Maybe. But then again, we have heard this story before, and there is a simple test for this genre: Replace the name Donald Trump with George W. Bush and most of these pieces could still have been published, almost word for word, twenty years ago. Replace China with Japan and they could have run in the late 1970s, when we were told how the “Island of the Rising Sun” will overtake the United States. There was an even more amusing subgenre created by people like Jeremy Rifkin who wrote a 2004 book claiming that “Europe’s vision of the future is quietly eclipsing the American Dream.”
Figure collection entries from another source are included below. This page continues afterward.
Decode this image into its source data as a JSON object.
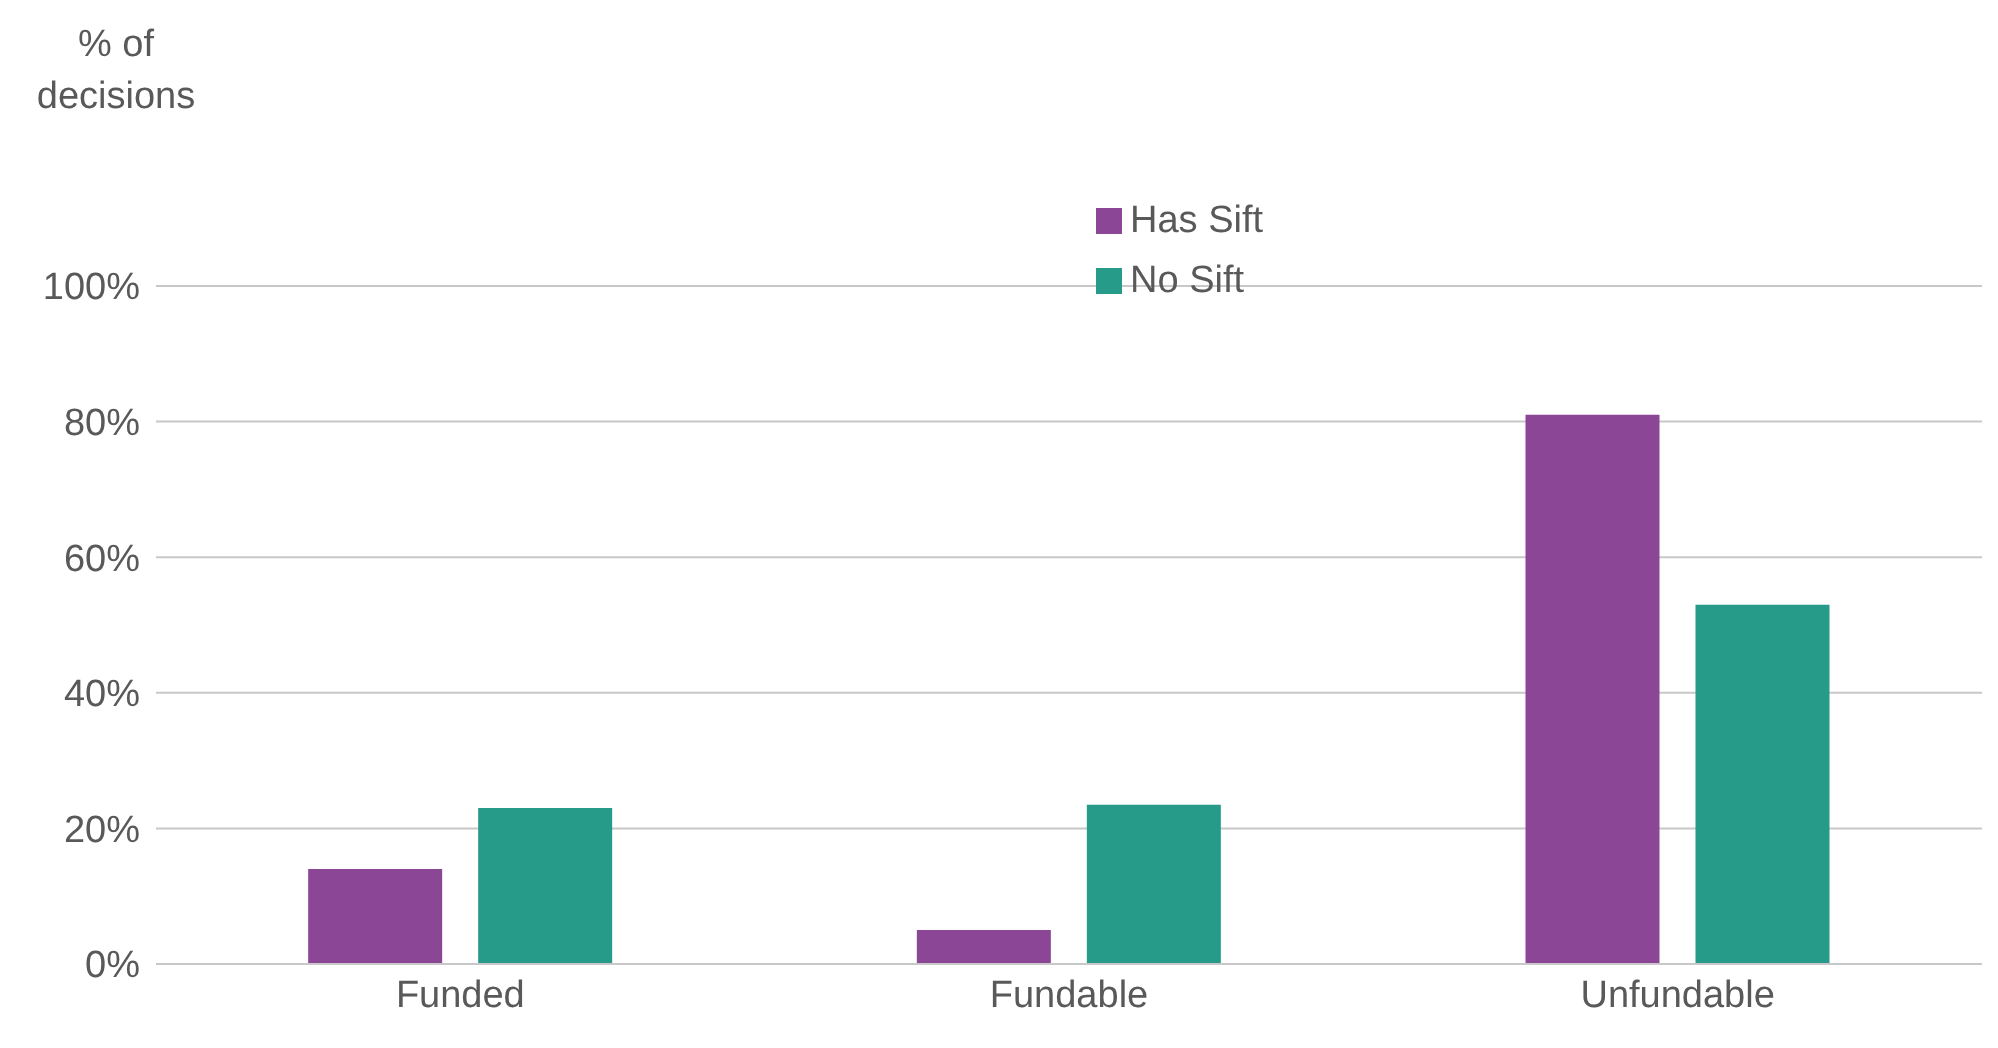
{
  "chart_data": {
    "type": "bar",
    "ylabel": "% of decisions",
    "categories": [
      "Funded",
      "Fundable",
      "Unfundable"
    ],
    "series": [
      {
        "name": "Has Sift",
        "color": "#8b4796",
        "values": [
          14,
          5,
          81
        ]
      },
      {
        "name": "No Sift",
        "color": "#269b89",
        "values": [
          23,
          23.5,
          53
        ]
      }
    ],
    "ylim": [
      0,
      100
    ],
    "yticks": [
      {
        "value": 0,
        "label": "0%"
      },
      {
        "value": 20,
        "label": "20%"
      },
      {
        "value": 40,
        "label": "40%"
      },
      {
        "value": 60,
        "label": "60%"
      },
      {
        "value": 80,
        "label": "80%"
      },
      {
        "value": 100,
        "label": "100%"
      }
    ],
    "grid": "y",
    "legend": "top"
  }
}
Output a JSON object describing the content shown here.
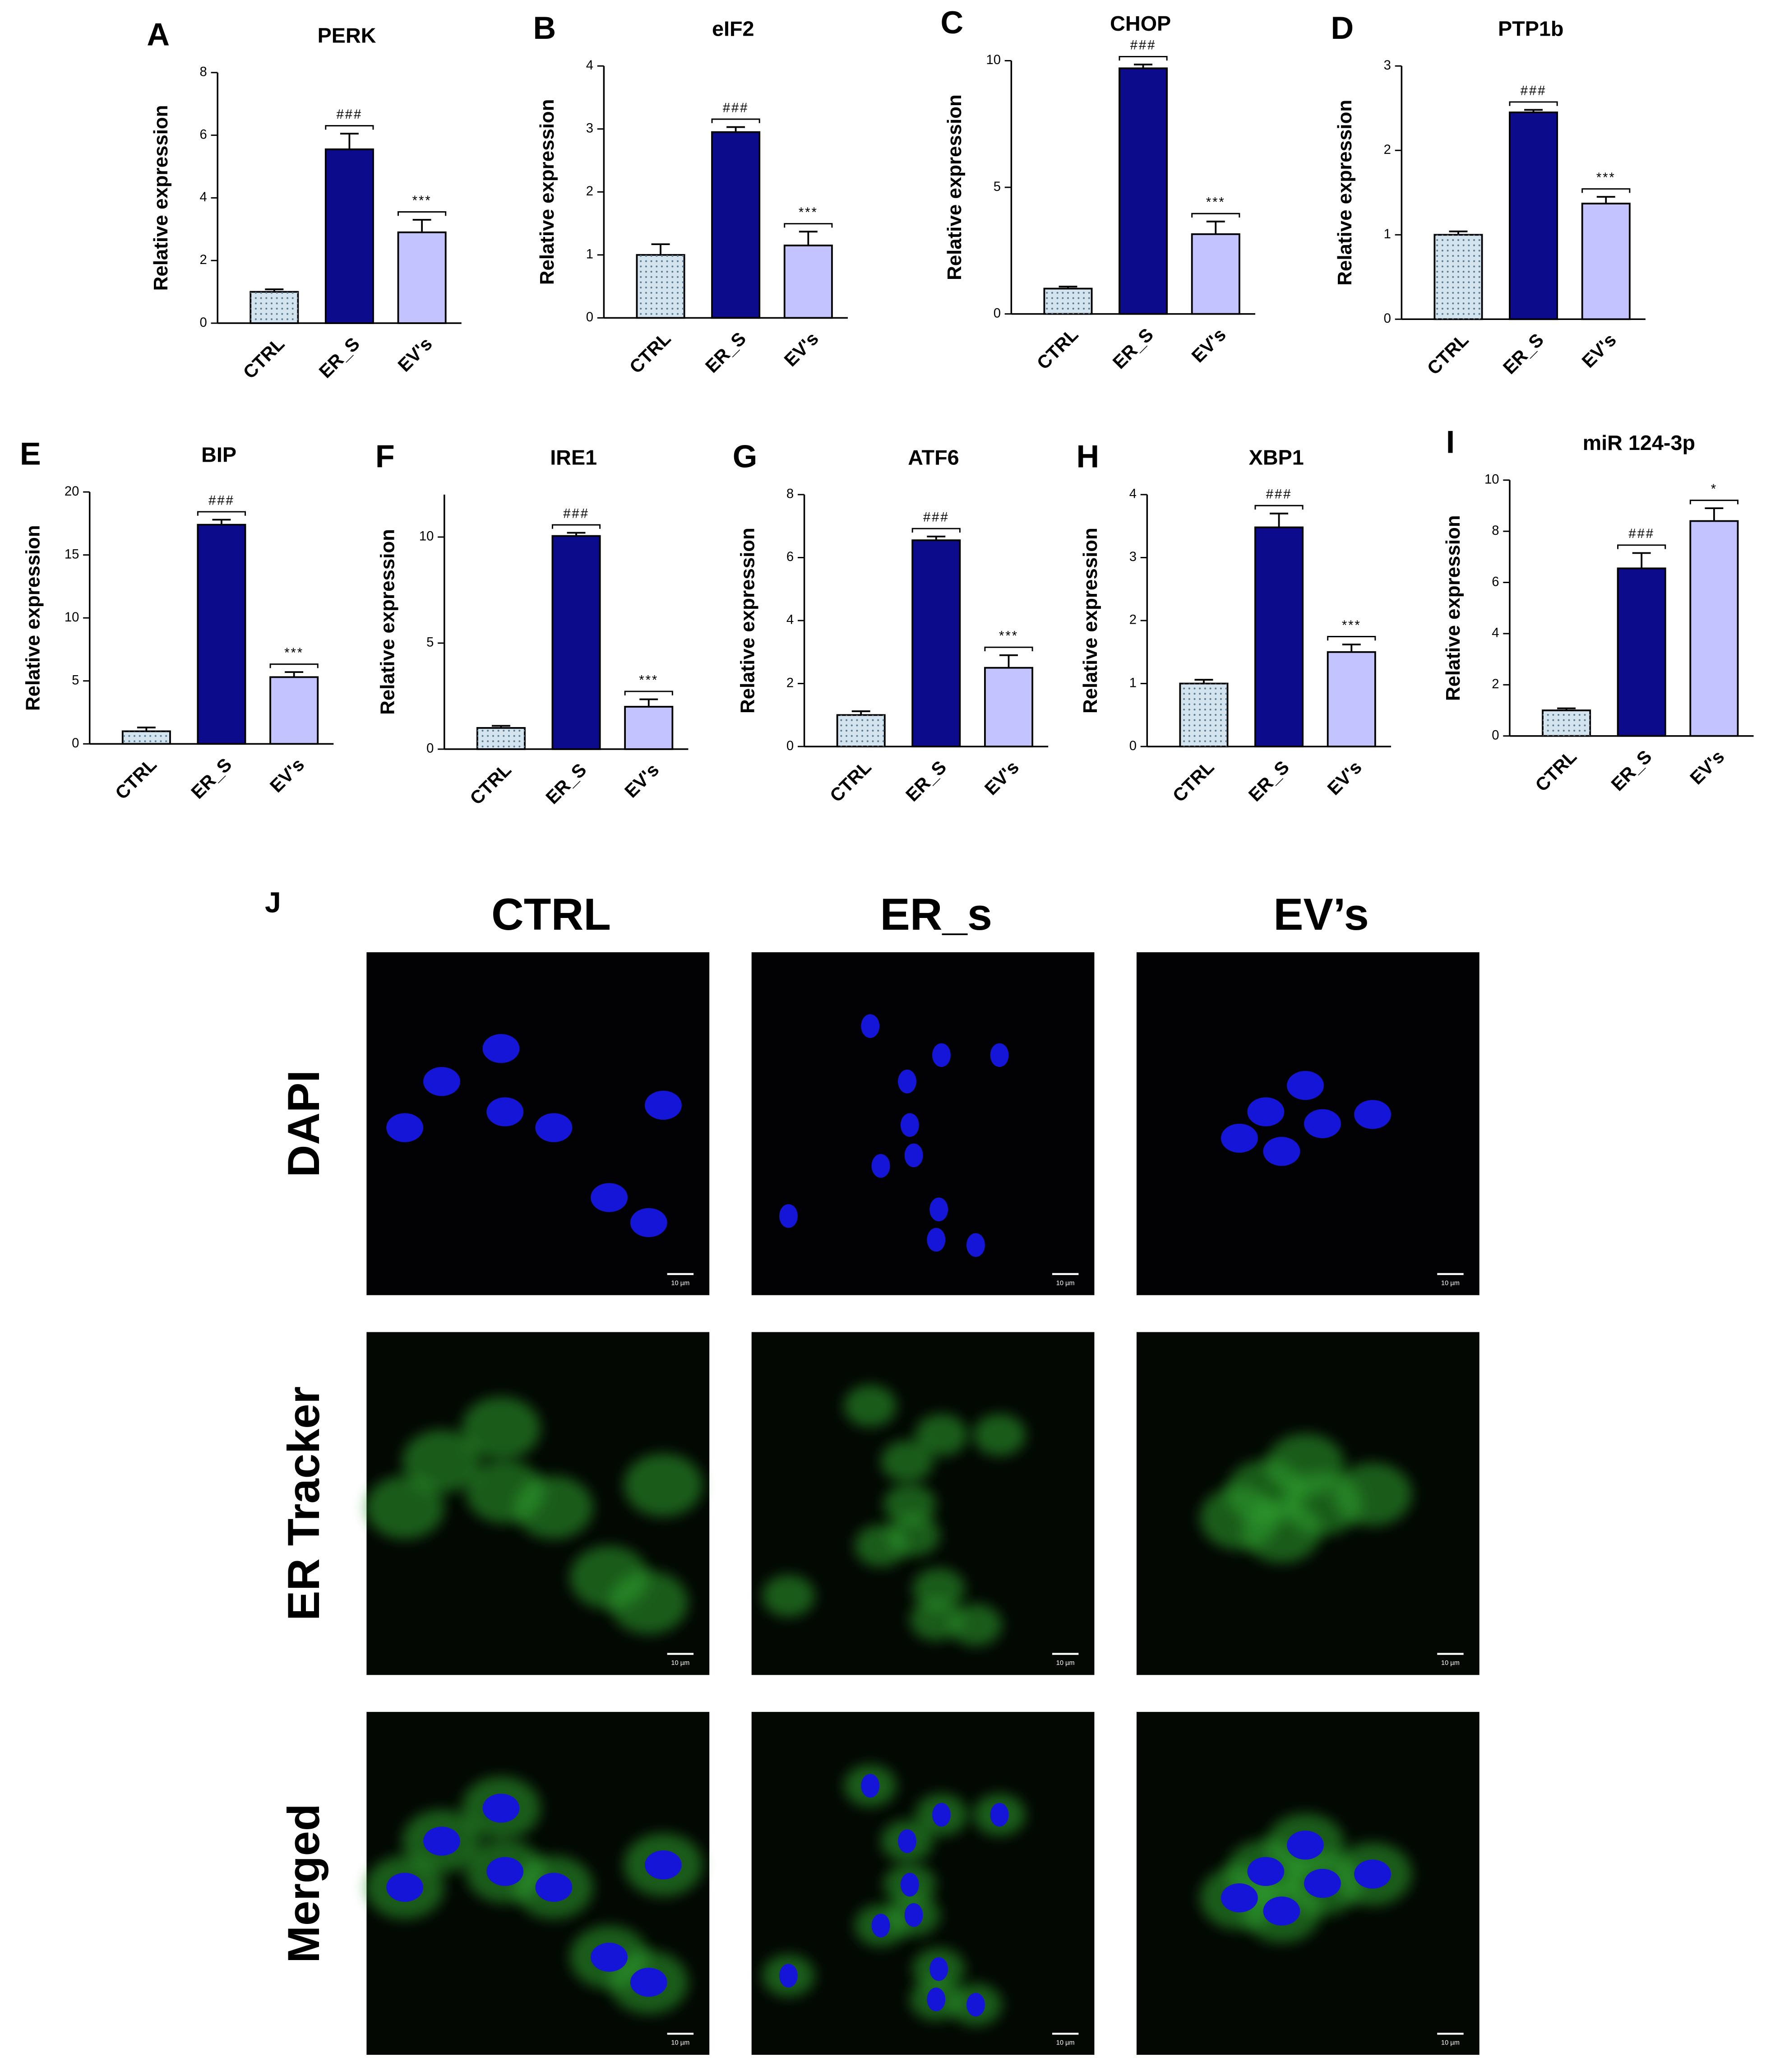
{
  "chart_data": [
    {
      "type": "bar",
      "panel": "A",
      "title": "PERK",
      "ylabel": "Relative expression",
      "categories": [
        "CTRL",
        "ER_S",
        "EV's"
      ],
      "values": [
        1,
        5.55,
        2.9
      ],
      "errors": [
        0.08,
        0.5,
        0.4
      ],
      "significance": [
        null,
        "###",
        "***"
      ],
      "colors": [
        "#d3e4ee",
        "#0b0b8c",
        "#c3c3ff"
      ],
      "ylim": [
        0,
        8
      ],
      "yticks": [
        0,
        2,
        4,
        6,
        8
      ]
    },
    {
      "type": "bar",
      "panel": "B",
      "title": "eIF2",
      "ylabel": "Relative expression",
      "categories": [
        "CTRL",
        "ER_S",
        "EV's"
      ],
      "values": [
        1,
        2.95,
        1.15
      ],
      "errors": [
        0.17,
        0.08,
        0.22
      ],
      "significance": [
        null,
        "###",
        "***"
      ],
      "colors": [
        "#d3e4ee",
        "#0b0b8c",
        "#c3c3ff"
      ],
      "ylim": [
        0,
        4
      ],
      "yticks": [
        0,
        1,
        2,
        3,
        4
      ]
    },
    {
      "type": "bar",
      "panel": "C",
      "title": "CHOP",
      "ylabel": "Relative expression",
      "categories": [
        "CTRL",
        "ER_S",
        "EV's"
      ],
      "values": [
        1,
        9.7,
        3.15
      ],
      "errors": [
        0.08,
        0.15,
        0.5
      ],
      "significance": [
        null,
        "###",
        "***"
      ],
      "colors": [
        "#d3e4ee",
        "#0b0b8c",
        "#c3c3ff"
      ],
      "ylim": [
        0,
        10
      ],
      "yticks": [
        0,
        5,
        10
      ]
    },
    {
      "type": "bar",
      "panel": "D",
      "title": "PTP1b",
      "ylabel": "Relative expression",
      "categories": [
        "CTRL",
        "ER_S",
        "EV's"
      ],
      "values": [
        1,
        2.45,
        1.37
      ],
      "errors": [
        0.04,
        0.03,
        0.08
      ],
      "significance": [
        null,
        "###",
        "***"
      ],
      "colors": [
        "#d3e4ee",
        "#0b0b8c",
        "#c3c3ff"
      ],
      "ylim": [
        0,
        3
      ],
      "yticks": [
        0,
        1,
        2,
        3
      ]
    },
    {
      "type": "bar",
      "panel": "E",
      "title": "BIP",
      "ylabel": "Relative expression",
      "categories": [
        "CTRL",
        "ER_S",
        "EV's"
      ],
      "values": [
        1,
        17.4,
        5.3
      ],
      "errors": [
        0.3,
        0.4,
        0.4
      ],
      "significance": [
        null,
        "###",
        "***"
      ],
      "colors": [
        "#d3e4ee",
        "#0b0b8c",
        "#c3c3ff"
      ],
      "ylim": [
        0,
        20
      ],
      "yticks": [
        0,
        5,
        10,
        15,
        20
      ]
    },
    {
      "type": "bar",
      "panel": "F",
      "title": "IRE1",
      "ylabel": "Relative expression",
      "categories": [
        "CTRL",
        "ER_S",
        "EV's"
      ],
      "values": [
        1,
        10.05,
        2.0
      ],
      "errors": [
        0.1,
        0.15,
        0.35
      ],
      "significance": [
        null,
        "###",
        "***"
      ],
      "colors": [
        "#d3e4ee",
        "#0b0b8c",
        "#c3c3ff"
      ],
      "ylim": [
        0,
        12
      ],
      "yticks": [
        0,
        5,
        10
      ]
    },
    {
      "type": "bar",
      "panel": "G",
      "title": "ATF6",
      "ylabel": "Relative expression",
      "categories": [
        "CTRL",
        "ER_S",
        "EV's"
      ],
      "values": [
        1,
        6.55,
        2.5
      ],
      "errors": [
        0.12,
        0.12,
        0.4
      ],
      "significance": [
        null,
        "###",
        "***"
      ],
      "colors": [
        "#d3e4ee",
        "#0b0b8c",
        "#c3c3ff"
      ],
      "ylim": [
        0,
        8
      ],
      "yticks": [
        0,
        2,
        4,
        6,
        8
      ]
    },
    {
      "type": "bar",
      "panel": "H",
      "title": "XBP1",
      "ylabel": "Relative expression",
      "categories": [
        "CTRL",
        "ER_S",
        "EV's"
      ],
      "values": [
        1,
        3.48,
        1.5
      ],
      "errors": [
        0.06,
        0.22,
        0.12
      ],
      "significance": [
        null,
        "###",
        "***"
      ],
      "colors": [
        "#d3e4ee",
        "#0b0b8c",
        "#c3c3ff"
      ],
      "ylim": [
        0,
        4
      ],
      "yticks": [
        0,
        1,
        2,
        3,
        4
      ]
    },
    {
      "type": "bar",
      "panel": "I",
      "title": "miR 124-3p",
      "ylabel": "Relative expression",
      "categories": [
        "CTRL",
        "ER_S",
        "EV's"
      ],
      "values": [
        1,
        6.55,
        8.4
      ],
      "errors": [
        0.08,
        0.6,
        0.5
      ],
      "significance": [
        null,
        "###",
        "*"
      ],
      "colors": [
        "#d3e4ee",
        "#0b0b8c",
        "#c3c3ff"
      ],
      "ylim": [
        0,
        10
      ],
      "yticks": [
        0,
        2,
        4,
        6,
        8,
        10
      ]
    }
  ],
  "image_panel": {
    "panel": "J",
    "columns": [
      "CTRL",
      "ER_s",
      "EV’s"
    ],
    "rows": [
      "DAPI",
      "ER Tracker",
      "Merged"
    ],
    "scale_bar": "10 µm"
  }
}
Still, Mr. Rifkin has yet to surpass my all-time favourite, a 2009 piece by “analyst” Parag Khanna, that announced the EU as the world’s first “metrosexual superpower” poised to strut past “bumbling United States on the catwalk of global diplomacy”. I could do this all day, but I will end with John Kampfner’s 2020 book with the hilarious title “Why the Germans Do It Better: Notes from a Grown-Up Country.” Nobody embodies the perpetual teenager (albeit with a few wrinkles, given its demographics) better than Germany: A country that out of sheer spite destroyed its own energy supply and created one of history’s worst migration crisis. Very grown up, indeed, as the British would say.